As per the docs, I implemented the integration of weights and biases to Ray tune by doing the following
from ray.air.integrations.wandb import WandbLoggerCallback
wandb_callback = WandbLoggerCallback(project="Ray Tune Trial Run",log_config=True,save_checkpoints=True)
But when I am checking the artifacts that are saved due to save_checkpoints=True and downloading it, I am unable to load the RL agent
It is not storing the checkpoints. Am I missing something, or I have to manually save the checkpoints?
Hi @Athe-kunal,
Are you using an s3
upload directory? If so, this is due to trial artifacts (these wandb checkpoints) not being uploaded to the cloud.

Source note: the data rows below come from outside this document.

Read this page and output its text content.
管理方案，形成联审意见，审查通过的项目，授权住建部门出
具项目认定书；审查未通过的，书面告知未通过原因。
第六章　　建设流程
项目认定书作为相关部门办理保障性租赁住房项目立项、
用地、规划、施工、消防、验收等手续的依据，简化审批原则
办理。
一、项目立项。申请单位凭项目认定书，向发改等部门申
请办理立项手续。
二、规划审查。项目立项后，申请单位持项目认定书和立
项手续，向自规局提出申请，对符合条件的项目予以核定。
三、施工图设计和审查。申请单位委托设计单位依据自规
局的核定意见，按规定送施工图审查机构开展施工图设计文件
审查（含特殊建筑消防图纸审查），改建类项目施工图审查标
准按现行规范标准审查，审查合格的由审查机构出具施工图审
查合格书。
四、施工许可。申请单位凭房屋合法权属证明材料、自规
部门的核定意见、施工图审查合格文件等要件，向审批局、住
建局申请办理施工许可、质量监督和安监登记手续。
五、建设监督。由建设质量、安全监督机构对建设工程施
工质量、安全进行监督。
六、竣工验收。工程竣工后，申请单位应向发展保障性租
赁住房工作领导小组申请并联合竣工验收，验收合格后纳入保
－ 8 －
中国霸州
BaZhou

We have recently added artifact syncing here: https://github.com/ray-project/ray/pull/32334.
You can try it out on the latest ray nightly. Note that there are still a few limitations (see the PR description for more details). Let me know if any of these limitations block your usage in any way.
Hi @justinvyu
No, I am not using the s3 upload directory. I am training the model in the local directory and uploading it to the weights and biases. But I am only getting the policy checkpoints in the weights and biases, from which I cannot load the model.
Are you trying to load a RLlib policy? Does this Policy.from_checkpoint
work for you? Saving and Loading your RL Algorithms and Policies — Ray 2.3.0
Thank you @justinvyu for clarifying it, I will follow the GitHub issue closely to resolve this.